Canadians work to unravel mystery surrounding WWII hero’s death
With his only weapons being ingenuity, an authoritative air, a savvy
understanding of the enemy, and most of all unflinching courage, Raoul
Wallenberg managed to save an estimated 100,000 Hungarian Jews from
Hitler’s gas chambers during the waning months of World War II.
The son of a prominent Swedish family of respected bankers, diplomats,
and politicians, Wallenberg entered Hungary at the request of the
United States War Refugee Board and the Swedish government in July
1944, undercover as a Swedish diplomat.
On January 17, 1945,
just six months after he began his mission, Wallenberg was captured by
Russian soldiers. He was never heard from again.
This spring
marks the 65th anniversary of Wallenberg’s mission to Hungary, and a
group of Canadians who have been working to uncover what became of the
brave Swede are hoping the mystery surrounding his disappearance will
soon be solved.
Wallenberg’s mission was to rescue as many
of Hungary’s Jews as possible from Nazi extermination. At the time of
his arrival in Budapest there were only 230,000 Jews left; Adolf
Eichmann, the so-called architect of the Holocaust, had already sent
the other 400,000 to the gas chambers.
In the middle of enemy
territory and under the noses of the German soldiers, Wallenberg handed
out fake passports he had designed to Jews who were crammed onto trains
and on foot in 125-mile ”death marches.” They were then hustled to
waiting international Red Cross trucks or cars marked in Swedish
colours and taken to safe houses.
”He was a great hero of the
war and I think that knowing what happened to him would help in
remembering what he did,” says David Matas, a Winnipeg-based
international human rights lawyer and Wallenberg researcher.
”It’s also simply a matter of justice to him in his memory. I think
after he did so much to help so many people we owe it to him and his
family to do what we can to help in finding out what happened to him.”
Matas says there’s a ”wide variety of conflicting strings of evidence”
pointing in many different directions, including that Wallenberg was
shot, stabbed, poisoned, or died of a heart attack.
The
Russian government has been accused of stonewalling attempts to
discover what happened to Wallenberg after his capture and subsequent
imprisonment in the notorious Lubyanka prison.
Immediately
after the war, the USSR said Wallenberg died in Hungary of a motor
vehicle accident, says Matas. Then in 1957 they said he had died in
1947 of a heart attack. After the collapse of the Soviet Union, Moscow
said he was murdered in 1947 but did not say how.
For years,
however, there were numerous reports from former gulag prisoners who
claimed to have seen, heard of, or communicated with Wallenberg in
various Russian prisons after 1947.
”The Soviet Union has
always had a position about Wallenberg. The trouble is the position
kept on changing over time and the subsequent position contradicted the
earlier position. So it’s just this constant shift of conflicting
positions without any real evidence behind any of them,” Matas says.

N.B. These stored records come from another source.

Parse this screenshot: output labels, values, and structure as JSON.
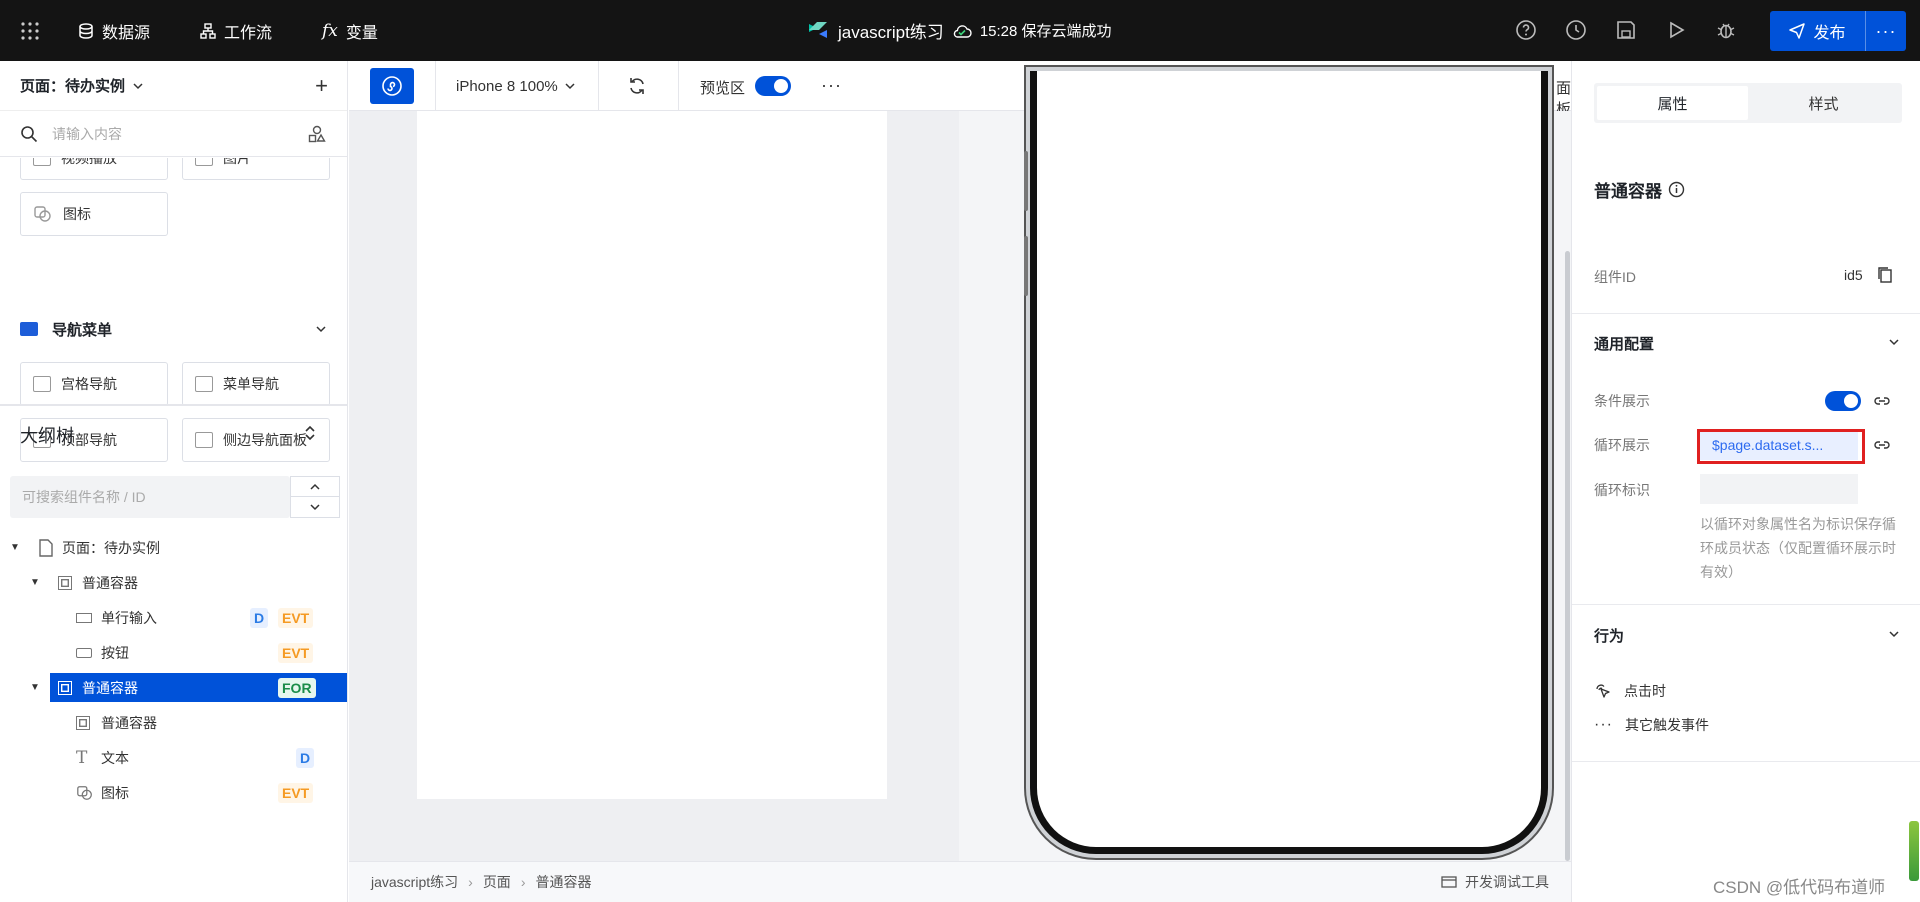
{
  "topbar": {
    "nav": [
      {
        "label": "数据源",
        "icon": "database-icon"
      },
      {
        "label": "工作流",
        "icon": "workflow-icon"
      },
      {
        "label": "变量",
        "icon": "fx-icon"
      }
    ],
    "app_name": "javascript练习",
    "save_status": "15:28 保存云端成功",
    "publish_label": "发布",
    "publish_more": "···"
  },
  "left": {
    "page_selector": "页面：待办实例",
    "search_placeholder": "请输入内容",
    "components_top": [
      "视频播放",
      "图片",
      "图标"
    ],
    "nav_group_title": "导航菜单",
    "nav_components": [
      "宫格导航",
      "菜单导航",
      "顶部导航",
      "侧边导航面板"
    ],
    "outline_title": "大纲树",
    "outline_search_placeholder": "可搜索组件名称 / ID",
    "tree": [
      {
        "label": "页面：待办实例",
        "tags": []
      },
      {
        "label": "普通容器",
        "tags": []
      },
      {
        "label": "单行输入",
        "tags": [
          "D",
          "EVT"
        ]
      },
      {
        "label": "按钮",
        "tags": [
          "EVT"
        ]
      },
      {
        "label": "普通容器",
        "tags": [
          "FOR"
        ],
        "selected": true
      },
      {
        "label": "普通容器",
        "tags": []
      },
      {
        "label": "文本",
        "tags": [
          "D"
        ]
      },
      {
        "label": "图标",
        "tags": [
          "EVT"
        ]
      }
    ]
  },
  "canvas": {
    "device": "iPhone 8 100%",
    "preview_label": "预览区",
    "more": "···",
    "panel_label": "面板",
    "breadcrumb": [
      "javascript练习",
      "页面",
      "普通容器"
    ],
    "devtools_label": "开发调试工具"
  },
  "right": {
    "tabs": [
      "属性",
      "样式"
    ],
    "component_title": "普通容器",
    "id_label": "组件ID",
    "id_value": "id5",
    "general_config": "通用配置",
    "cond_show_label": "条件展示",
    "loop_show_label": "循环展示",
    "loop_show_value": "$page.dataset.s...",
    "loop_key_label": "循环标识",
    "loop_key_hint": "以循环对象属性名为标识保存循环成员状态（仅配置循环展示时有效）",
    "behavior_title": "行为",
    "on_click": "点击时",
    "other_events": "其它触发事件"
  },
  "watermark": "CSDN @低代码布道师",
  "colors": {
    "accent": "#0052d9",
    "topbar": "#141414",
    "highlight": "#e02020"
  }
}
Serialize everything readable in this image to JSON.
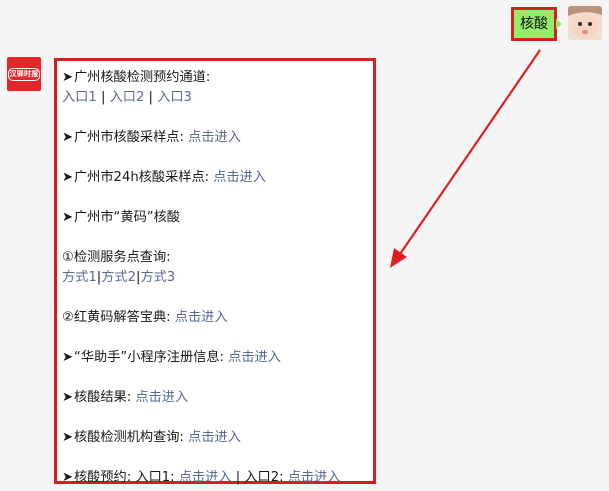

Matas authored a report on Wallenberg in1998, financed by the
Department of Foreign Affairs under then-Foreign Affairs Minister Lloyd
Axworthy.
”The conclusion of my report was that the answer to
the question of what happened to Wallenberg is not known but it is
knowable,” he says.
He found that the primary difficulty in
determining Wallenberg’s fate is the inability of independent
researchers to access Russian confidential archives.
However,
Vladimir Lapchin, senior councilor with the Russian Embassy in Ottawa,
says what documentation there is on Wallenberg was made available to
researchers in the early 1990s.
”There is nothing new since,”
he says. ”There are just documents confirming that he was in prison and
that’s it. Was he shot, was he executed—there are no documents about
this.”
He says allegations of a cover-up by Moscow are
unfounded. ”People try to find the black cat in the black room even if
there is no black cat.”
Nominated twice for the Nobel Peace
Prize, Wallenberg is an honourary citizen in four countries including
Canada and the United States. There are monuments to him in 12
countries while commemorative stamps have been issued in eight. He has
also been the subject of numerous books and films.
Canada has
declared January 17, the day he disappeared, as Raoul Wallenberg Day,
and there are commemorative parks in several Canadian cities. It is
largely thanks to Ottawa resident Vera Gara’s efforts that Raoul
Wallenberg Park was built in Ottawa.
Gara, herself a survivor
of the Nazi death camps, has been involved with the ”Wallenberg
project” since 1986. She says there’s a new and promising lead
currently being investigated.
Wallenberg researchers have
asked the Hungarian Embassy for help in obtaining information on three
men, one of whom shared a cell with Wallenberg’s assistant in Lefortovo
prison prior to 1947.
The other two men worked in the
Hungarian resistance movement, which had direct contact with
Wallenberg. All three are known to have worked with Wallenberg in
Budapest in 1944.
Consular official Imre Helyes said in her
reply that ”it is possible” the Hungarian National Archive could have
some material relating to the three men and that, upon receiving more
information, ”researchers in the Archive may be able to determine what
sources of information may exist there.”
Gara sees this as a positive sign.
”I’m very optimistic,” she says. ”My feeling is something is happening,
and it has to be now. Quite frankly it has to be now, because there has
to be closure on this.”
Speaking at a dinner to commemorate
Wallenberg’s heroism in April, Wallenberg researcher and former MP
David Kilgour was critical of Hungary, Sweden, and the U.S. for not
doing more to find out what became of the war hero.
Wallenberg
and his team rescued more than one-third of all Jews saved by the U.S.
War Refugee Board, he said. ”Until his seizure, he was the board’s best
asset. Yet successive U.S. administrations have offered little more
than tokenism since 1945 in solving the mystery of his disappearance.”
Kilgour told The Epoch Times that Canada should also be more active in
uncovering the truth about Wallenberg’s fate—especially after the
incident in which the St. Louis, a ship loaded with Jews fleeing the
Holocaust, was not allowed to land on Canadian shores.
”We did
so little to help the Jewish people before the war, and in a small way
this is what we should be trying to do to try to make up for that
terrible injustice [to the people aboard the St. Louis].”
At
one point, Wallenberg studied architecture at the University of
Michigan, where he was known for his good humour, energy, and
”anti-snobism,” according to Kilgour.
During vacations, he
hitchhiked around the U.S., Mexico, and Canada. After graduating, he
spent some time in South Africa and the Middle East. It was in
Palestine (now Israel) that Wallenberg, a Christian, first met Jews
fleeing Hitler’s Germany.
Kilgour hopes the mystery of Wallenberg’s fate will be solved while his two siblings are still alive.
”The truth will come out. It’s just whether it’s going to come out
before all Wallenberg’s siblings are dead. It would be nice if it could
come out now rather than 25 years from now.”